Thursday 13 November 2014, 5.00PM to 6.30pm

A Centre for Modern Studies postgraduate forum seminar

  • Doug Battersby: Beckett’s Ill Seen Ill Said: Style, Affect, and the Modernist Individual
  • Jack Quin: ‘Depths of feeling into which we cannot peer’: T. S. Eliot’s ‘Ash-Wednesday’ and Epiphany

 

Doug Battersby’s paper explores how Samuel Beckett’s late modernist prose fiction, Ill Seen Ill Said(1982) engages with questions about how the individual apprehends reality. The reading challenges conceptual accounts of the fiction, arguing that only by recognising the feelings the style engenders for readers can we produce an adequate account of the text. The paper concludes by suggesting that the formal qualities of modernist literature and its concern with experience are inextricably intertwined.

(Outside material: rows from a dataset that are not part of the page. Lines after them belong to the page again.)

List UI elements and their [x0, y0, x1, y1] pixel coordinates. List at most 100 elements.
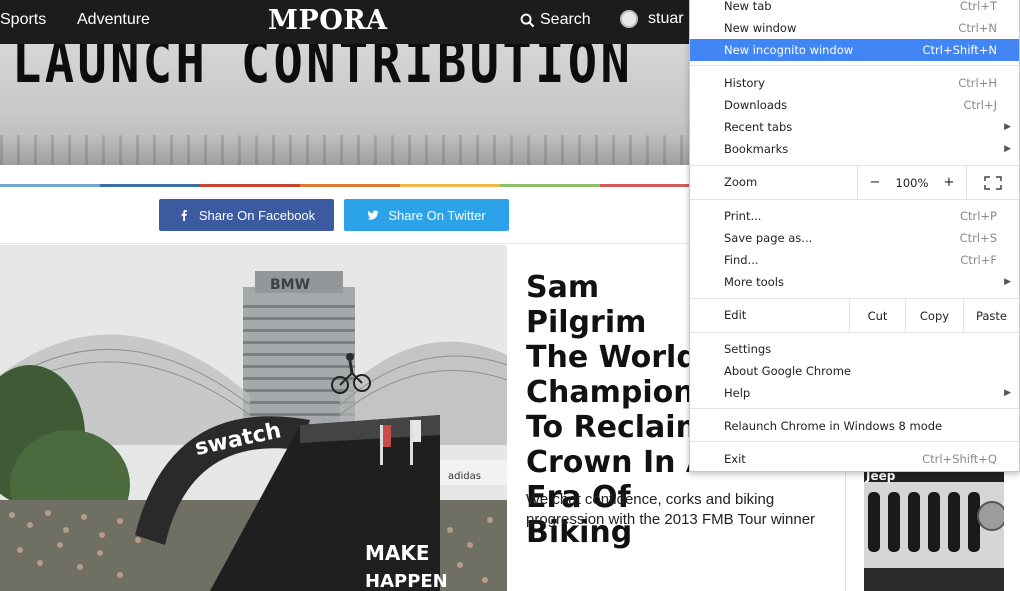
menu-item-about-chrome[interactable]: About Google Chrome [690, 360, 1019, 382]
menu-item-shortcut: Ctrl+P [959, 209, 997, 223]
edit-row: Edit Cut Copy Paste [690, 299, 1019, 332]
menu-item-more-tools[interactable]: More tools ▶ [690, 271, 1019, 293]
menu-item-shortcut: Ctrl+J [963, 98, 998, 112]
copy-button[interactable]: Copy [905, 299, 963, 332]
chevron-right-icon: ▶ [1004, 388, 1011, 398]
zoom-in-button[interactable]: + [932, 166, 966, 199]
menu-item-find[interactable]: Find... Ctrl+F [690, 249, 1019, 271]
menu-item-label: Settings [724, 342, 772, 356]
chevron-right-icon: ▶ [1004, 122, 1011, 132]
menu-item-history[interactable]: History Ctrl+H [690, 72, 1019, 94]
nav-sports[interactable]: Sports [0, 11, 46, 29]
avatar [620, 10, 638, 28]
adidas-sign: adidas [448, 471, 481, 482]
menu-item-shortcut: Ctrl+H [958, 76, 997, 90]
chevron-right-icon: ▶ [1004, 144, 1011, 154]
menu-separator [690, 332, 1019, 333]
strip-segment [300, 184, 400, 187]
zoom-level: 100% [895, 175, 929, 190]
menu-item-label: Exit [724, 452, 746, 466]
menu-item-label: New incognito window [724, 43, 854, 57]
site-header: Sports Adventure MPORA Search stuar [0, 0, 700, 44]
edit-label: Edit [724, 308, 747, 322]
jeep-ad[interactable]: Jeep [864, 468, 1004, 591]
menu-item-label: Print... [724, 209, 762, 223]
menu-item-label: Downloads [724, 98, 788, 112]
paste-button[interactable]: Paste [963, 299, 1019, 332]
strip-segment [500, 184, 600, 187]
hero-title: LAUNCH CONTRIBUTION [12, 44, 634, 96]
article-image[interactable]: BMW swatch MAKE HAPPEN adidas [0, 245, 507, 591]
menu-item-shortcut: Ctrl+Shift+Q [922, 452, 997, 466]
search-icon [520, 13, 535, 27]
facebook-icon [181, 210, 187, 221]
menu-item-label: More tools [724, 275, 784, 289]
menu-item-settings[interactable]: Settings [690, 338, 1019, 360]
menu-item-label: New tab [724, 0, 772, 13]
menu-item-label: Find... [724, 253, 759, 267]
search-button[interactable]: Search [520, 11, 591, 29]
color-strip [0, 184, 700, 187]
article-subtitle: We chat confidence, corks and biking pro… [526, 491, 816, 528]
menu-item-label: Help [724, 386, 751, 400]
menu-item-label: History [724, 76, 765, 90]
chrome-menu: New tab Ctrl+T New window Ctrl+N New inc… [689, 0, 1020, 472]
site-logo[interactable]: MPORA [268, 5, 388, 36]
bmw-sign: BMW [270, 277, 310, 293]
menu-item-new-tab[interactable]: New tab Ctrl+T [690, 0, 1019, 17]
bmx-scene-illustration: BMW swatch MAKE HAPPEN adidas [0, 245, 507, 591]
zoom-label: Zoom [724, 175, 758, 189]
happen-sign: HAPPEN [365, 571, 448, 591]
jeep-grille-illustration: Jeep [864, 468, 1004, 591]
share-facebook-label: Share On Facebook [198, 207, 316, 223]
menu-item-label: Bookmarks [724, 142, 789, 156]
strip-segment [400, 184, 500, 187]
menu-item-save-page[interactable]: Save page as... Ctrl+S [690, 227, 1019, 249]
menu-item-label: Save page as... [724, 231, 813, 245]
nav-adventure[interactable]: Adventure [77, 11, 150, 29]
menu-item-label: Relaunch Chrome in Windows 8 mode [724, 419, 943, 433]
hero-texture [0, 135, 700, 165]
zoom-row: Zoom − 100% + [690, 166, 1019, 199]
zoom-out-button[interactable]: − [857, 166, 892, 199]
menu-item-new-window[interactable]: New window Ctrl+N [690, 17, 1019, 39]
menu-item-exit[interactable]: Exit Ctrl+Shift+Q [690, 448, 1019, 470]
menu-item-recent-tabs[interactable]: Recent tabs ▶ [690, 116, 1019, 138]
strip-segment [600, 184, 700, 187]
menu-item-bookmarks[interactable]: Bookmarks ▶ [690, 138, 1019, 160]
menu-item-shortcut: Ctrl+N [958, 21, 997, 35]
fullscreen-button[interactable] [966, 166, 1019, 199]
cut-button[interactable]: Cut [849, 299, 905, 332]
share-facebook-button[interactable]: Share On Facebook [159, 199, 334, 231]
menu-item-new-incognito-window[interactable]: New incognito window Ctrl+Shift+N [690, 39, 1019, 61]
menu-item-relaunch-windows8[interactable]: Relaunch Chrome in Windows 8 mode [690, 415, 1019, 437]
user-name: stuar [648, 10, 684, 27]
menu-item-shortcut: Ctrl+S [959, 231, 997, 245]
hero-banner: LAUNCH CONTRIBUTION [0, 44, 700, 165]
strip-segment [100, 184, 200, 187]
menu-item-print[interactable]: Print... Ctrl+P [690, 205, 1019, 227]
share-twitter-label: Share On Twitter [388, 207, 486, 223]
search-label: Search [540, 11, 591, 28]
share-twitter-button[interactable]: Share On Twitter [344, 199, 509, 231]
user-menu[interactable]: stuar [620, 10, 684, 28]
menu-item-label: Recent tabs [724, 120, 793, 134]
sidebar-divider [845, 470, 846, 591]
strip-segment [0, 184, 100, 187]
twitter-icon [367, 210, 379, 220]
menu-separator [690, 408, 1019, 409]
menu-separator [690, 199, 1019, 200]
menu-item-shortcut: Ctrl+T [959, 0, 997, 13]
menu-separator [690, 65, 1019, 66]
menu-item-help[interactable]: Help ▶ [690, 382, 1019, 404]
fullscreen-icon [984, 175, 1002, 190]
menu-item-shortcut: Ctrl+Shift+N [922, 43, 997, 57]
chevron-right-icon: ▶ [1004, 277, 1011, 287]
menu-item-label: New window [724, 21, 797, 35]
strip-segment [200, 184, 300, 187]
menu-item-shortcut: Ctrl+F [960, 253, 997, 267]
menu-item-label: About Google Chrome [724, 364, 851, 378]
make-sign: MAKE [365, 541, 430, 565]
menu-separator [690, 441, 1019, 442]
menu-item-downloads[interactable]: Downloads Ctrl+J [690, 94, 1019, 116]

In his talk Jack Quin will consider the representation of religious experience in the post-conversion poetry of T.S. Eliot, particularly ‘Journey of the Magi’ (1927) and ‘Ash Wednesday’ (1930). It will interrogate the issue of conveying a transcendent ‘truth’, but also, in a self-reflexive capacity, conveying such a truth through a medium or form that embodies that truth. In this regard the paper seeks to build on recent scholarship that has asserted the idiosyncrasy, and indeed singularity, of Eliot’s ‘religious poetry’ following his conversion to Anglicanism.